If you have a gaming company with operations in Denmark, chances are you are probably doing quite well on the financial side of things.
That is, unless your operations deal solely or mainly in the game of poker.
Figures released by the Danish Gambling Authority (DGA) have shown that gross gaming online poker revenues in the Scandinavian country have fallen in the second quarter of this year. Danish poker revenues in Q2 totalled around $8.9 million, a drop from the $9.8 million in poker revenues during the same time in 2012.
That does not seem like a huge decline at first glance – it is a little over 9 percent – but it is a major fall when put into the context of full year projections for gross poker revenue in Denmark.

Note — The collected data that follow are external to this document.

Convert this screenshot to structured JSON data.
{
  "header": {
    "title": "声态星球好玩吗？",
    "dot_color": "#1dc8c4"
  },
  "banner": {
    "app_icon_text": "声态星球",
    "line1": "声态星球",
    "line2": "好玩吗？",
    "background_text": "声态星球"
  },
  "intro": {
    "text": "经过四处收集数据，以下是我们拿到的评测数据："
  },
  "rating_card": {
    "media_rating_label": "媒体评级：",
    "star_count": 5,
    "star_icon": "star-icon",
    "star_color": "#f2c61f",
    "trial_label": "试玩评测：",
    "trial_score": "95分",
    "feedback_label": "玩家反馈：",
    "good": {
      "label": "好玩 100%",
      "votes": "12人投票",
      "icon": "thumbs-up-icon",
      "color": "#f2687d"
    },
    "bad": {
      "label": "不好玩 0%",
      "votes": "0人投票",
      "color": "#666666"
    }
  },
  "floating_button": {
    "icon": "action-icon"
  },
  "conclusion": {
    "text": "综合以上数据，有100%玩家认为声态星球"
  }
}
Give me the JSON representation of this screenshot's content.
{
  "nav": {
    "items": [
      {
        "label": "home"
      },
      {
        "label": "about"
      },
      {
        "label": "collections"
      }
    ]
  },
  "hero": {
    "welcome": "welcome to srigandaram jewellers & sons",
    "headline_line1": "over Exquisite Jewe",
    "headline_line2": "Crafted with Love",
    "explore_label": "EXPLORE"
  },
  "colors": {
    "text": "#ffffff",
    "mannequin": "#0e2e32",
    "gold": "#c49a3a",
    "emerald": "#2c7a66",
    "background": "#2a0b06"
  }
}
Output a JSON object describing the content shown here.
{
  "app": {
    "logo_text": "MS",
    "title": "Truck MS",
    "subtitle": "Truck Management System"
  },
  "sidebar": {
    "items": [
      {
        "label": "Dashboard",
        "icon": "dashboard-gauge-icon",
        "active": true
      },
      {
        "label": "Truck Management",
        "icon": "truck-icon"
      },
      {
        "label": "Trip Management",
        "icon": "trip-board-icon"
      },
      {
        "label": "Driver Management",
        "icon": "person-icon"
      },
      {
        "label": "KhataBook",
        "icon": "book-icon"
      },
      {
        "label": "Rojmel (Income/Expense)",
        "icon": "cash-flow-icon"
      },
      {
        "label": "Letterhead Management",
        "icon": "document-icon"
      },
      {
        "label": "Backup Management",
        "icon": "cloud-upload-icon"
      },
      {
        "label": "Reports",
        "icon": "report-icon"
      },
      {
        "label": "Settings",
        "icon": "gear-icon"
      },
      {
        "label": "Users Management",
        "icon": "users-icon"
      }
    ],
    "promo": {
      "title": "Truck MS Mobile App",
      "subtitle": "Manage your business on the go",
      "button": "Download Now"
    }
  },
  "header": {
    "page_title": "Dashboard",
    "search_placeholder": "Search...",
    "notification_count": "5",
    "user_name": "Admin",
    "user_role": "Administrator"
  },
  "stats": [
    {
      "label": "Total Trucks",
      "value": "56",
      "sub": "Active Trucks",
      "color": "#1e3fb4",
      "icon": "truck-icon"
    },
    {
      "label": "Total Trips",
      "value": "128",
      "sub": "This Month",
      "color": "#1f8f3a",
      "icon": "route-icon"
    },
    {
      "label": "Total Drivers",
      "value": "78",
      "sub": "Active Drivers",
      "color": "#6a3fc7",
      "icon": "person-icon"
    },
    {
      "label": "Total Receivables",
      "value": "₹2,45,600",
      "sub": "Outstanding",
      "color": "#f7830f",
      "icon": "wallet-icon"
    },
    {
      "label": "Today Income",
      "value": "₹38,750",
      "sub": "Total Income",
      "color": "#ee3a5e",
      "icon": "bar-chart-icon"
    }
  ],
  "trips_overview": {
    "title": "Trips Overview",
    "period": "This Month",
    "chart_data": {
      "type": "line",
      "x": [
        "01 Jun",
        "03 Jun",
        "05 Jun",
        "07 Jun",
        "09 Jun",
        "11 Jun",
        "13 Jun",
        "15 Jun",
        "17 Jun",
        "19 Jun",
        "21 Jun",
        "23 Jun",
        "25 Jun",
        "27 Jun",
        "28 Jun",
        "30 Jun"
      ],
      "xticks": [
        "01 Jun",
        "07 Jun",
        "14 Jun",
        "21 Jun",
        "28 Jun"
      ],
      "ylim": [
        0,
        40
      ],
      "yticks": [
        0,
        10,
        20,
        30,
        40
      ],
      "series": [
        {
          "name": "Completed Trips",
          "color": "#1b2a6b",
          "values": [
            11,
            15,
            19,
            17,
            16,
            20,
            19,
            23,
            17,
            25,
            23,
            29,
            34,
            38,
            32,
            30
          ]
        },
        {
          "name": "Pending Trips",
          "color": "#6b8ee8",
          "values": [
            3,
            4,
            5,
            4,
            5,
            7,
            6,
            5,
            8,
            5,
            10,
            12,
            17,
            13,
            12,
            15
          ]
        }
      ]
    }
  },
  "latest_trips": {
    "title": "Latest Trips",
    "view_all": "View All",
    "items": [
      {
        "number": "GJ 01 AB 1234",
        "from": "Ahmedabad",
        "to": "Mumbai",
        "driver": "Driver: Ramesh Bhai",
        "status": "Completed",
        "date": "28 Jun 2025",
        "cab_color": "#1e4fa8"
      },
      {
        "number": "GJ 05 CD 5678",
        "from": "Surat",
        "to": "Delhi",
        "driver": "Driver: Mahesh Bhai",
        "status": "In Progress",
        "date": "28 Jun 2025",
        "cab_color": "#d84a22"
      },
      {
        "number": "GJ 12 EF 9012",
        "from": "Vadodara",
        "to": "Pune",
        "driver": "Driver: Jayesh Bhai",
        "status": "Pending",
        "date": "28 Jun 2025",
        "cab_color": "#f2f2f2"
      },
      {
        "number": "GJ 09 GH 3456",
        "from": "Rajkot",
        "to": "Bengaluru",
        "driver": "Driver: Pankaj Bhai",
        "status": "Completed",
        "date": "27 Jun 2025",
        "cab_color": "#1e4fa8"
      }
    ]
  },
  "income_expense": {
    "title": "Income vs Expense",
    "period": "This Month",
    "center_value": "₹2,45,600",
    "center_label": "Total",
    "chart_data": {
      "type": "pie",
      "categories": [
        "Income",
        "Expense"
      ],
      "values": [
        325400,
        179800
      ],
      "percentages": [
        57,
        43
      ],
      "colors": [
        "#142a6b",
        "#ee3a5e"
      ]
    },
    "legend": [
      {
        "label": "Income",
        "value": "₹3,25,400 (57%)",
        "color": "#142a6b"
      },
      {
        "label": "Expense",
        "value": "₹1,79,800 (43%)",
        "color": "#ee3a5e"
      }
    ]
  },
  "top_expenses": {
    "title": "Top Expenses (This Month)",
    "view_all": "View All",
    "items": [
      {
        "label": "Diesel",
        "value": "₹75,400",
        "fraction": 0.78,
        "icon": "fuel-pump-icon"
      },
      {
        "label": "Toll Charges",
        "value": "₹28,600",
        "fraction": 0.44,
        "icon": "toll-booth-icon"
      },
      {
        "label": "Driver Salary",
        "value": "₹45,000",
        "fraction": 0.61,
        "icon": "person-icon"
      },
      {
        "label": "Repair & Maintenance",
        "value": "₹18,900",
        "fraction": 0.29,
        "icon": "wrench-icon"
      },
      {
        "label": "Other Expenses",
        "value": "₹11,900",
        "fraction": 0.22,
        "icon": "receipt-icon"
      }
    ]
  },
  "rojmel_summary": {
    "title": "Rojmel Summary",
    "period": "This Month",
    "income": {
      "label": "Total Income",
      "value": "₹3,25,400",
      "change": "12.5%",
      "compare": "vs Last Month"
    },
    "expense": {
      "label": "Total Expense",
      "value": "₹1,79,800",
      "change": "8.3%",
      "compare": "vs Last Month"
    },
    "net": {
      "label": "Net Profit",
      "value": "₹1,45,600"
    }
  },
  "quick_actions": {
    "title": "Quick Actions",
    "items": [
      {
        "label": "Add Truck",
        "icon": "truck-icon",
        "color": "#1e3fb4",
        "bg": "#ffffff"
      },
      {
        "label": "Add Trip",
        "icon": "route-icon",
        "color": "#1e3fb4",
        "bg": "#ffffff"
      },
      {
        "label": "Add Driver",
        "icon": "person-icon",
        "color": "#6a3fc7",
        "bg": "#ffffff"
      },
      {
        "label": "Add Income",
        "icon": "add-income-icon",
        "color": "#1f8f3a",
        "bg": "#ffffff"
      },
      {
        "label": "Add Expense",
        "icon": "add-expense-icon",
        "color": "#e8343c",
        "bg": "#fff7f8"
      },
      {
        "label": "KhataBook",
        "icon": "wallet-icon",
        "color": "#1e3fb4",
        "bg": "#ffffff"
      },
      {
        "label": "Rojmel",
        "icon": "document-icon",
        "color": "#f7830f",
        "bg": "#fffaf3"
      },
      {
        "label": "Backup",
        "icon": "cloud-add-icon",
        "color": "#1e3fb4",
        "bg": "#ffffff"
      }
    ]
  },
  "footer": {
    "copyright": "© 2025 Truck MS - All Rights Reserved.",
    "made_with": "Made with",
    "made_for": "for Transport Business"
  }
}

The DGA has put forward its expectations that poker revenue for this year will total around $36.3 million. If that figure proves to be correct, it would be a drop of over two and a half million dollars from 2012 revenue totals.
The projected decline is even more significant given that other forms of online gaming in Denmark have increased over the same period. Gross online casino revenues in the country, for example, increased from around $41.5 million to $44.3 million in the second quarter of this year.
Online sports revenues, on the other hand, jumped from $46.9 million to $59.2 million in Q2, an increase of 26 percent year-on-year. Those figures helped contribute to a 17 percent increase in total online gaming revenues in Denmark in the last quarter, an obviously positive event for that country’s online gaming industry.
Still though, it does make one question why poker revenues have gone the other way while the country’s online gaming industry seems to be growing in strength. One possible reason could lie in the existence of an online gaming blacklist in the country, which contains a number of sites and operators.
The list is not exhaustive, however, especially when compared to those of other European countries such as Italy, Bulgaria, Belgium and Greece, and many online poker sites operate in the country.
Another possible - and more likely - reason for the declining poker fortunes in Denmark is that the country has been caught up in what seems to be a trend away from the game. Denmark is certainly not the only country to have had declining gross poker revenue in recent months; a number of other countries, including France and Italy, have also experienced falls in online poker revenue while other forms of online gaming have increased.
Such trends do not necessarily mean that the game of poker is in danger in countries such as Denmark. Poker has been extremely popular in many countries around the world for a number of years, having achieved mainstream success and having attracted huge numbers of followers along with it.
Now, for whatever reason, it appears that some of those casual followers are either steering away from poker or paying less attention to it. That is the case with most things that suddenly gain major amounts of attention; it becomes fashionable for some followers who stop playing the game almost as quickly as they’ve adopted it.
It is likely not a case of poker entering bad times, more that times are still good, but no longer fantastic, for poker in Denmark and beyond.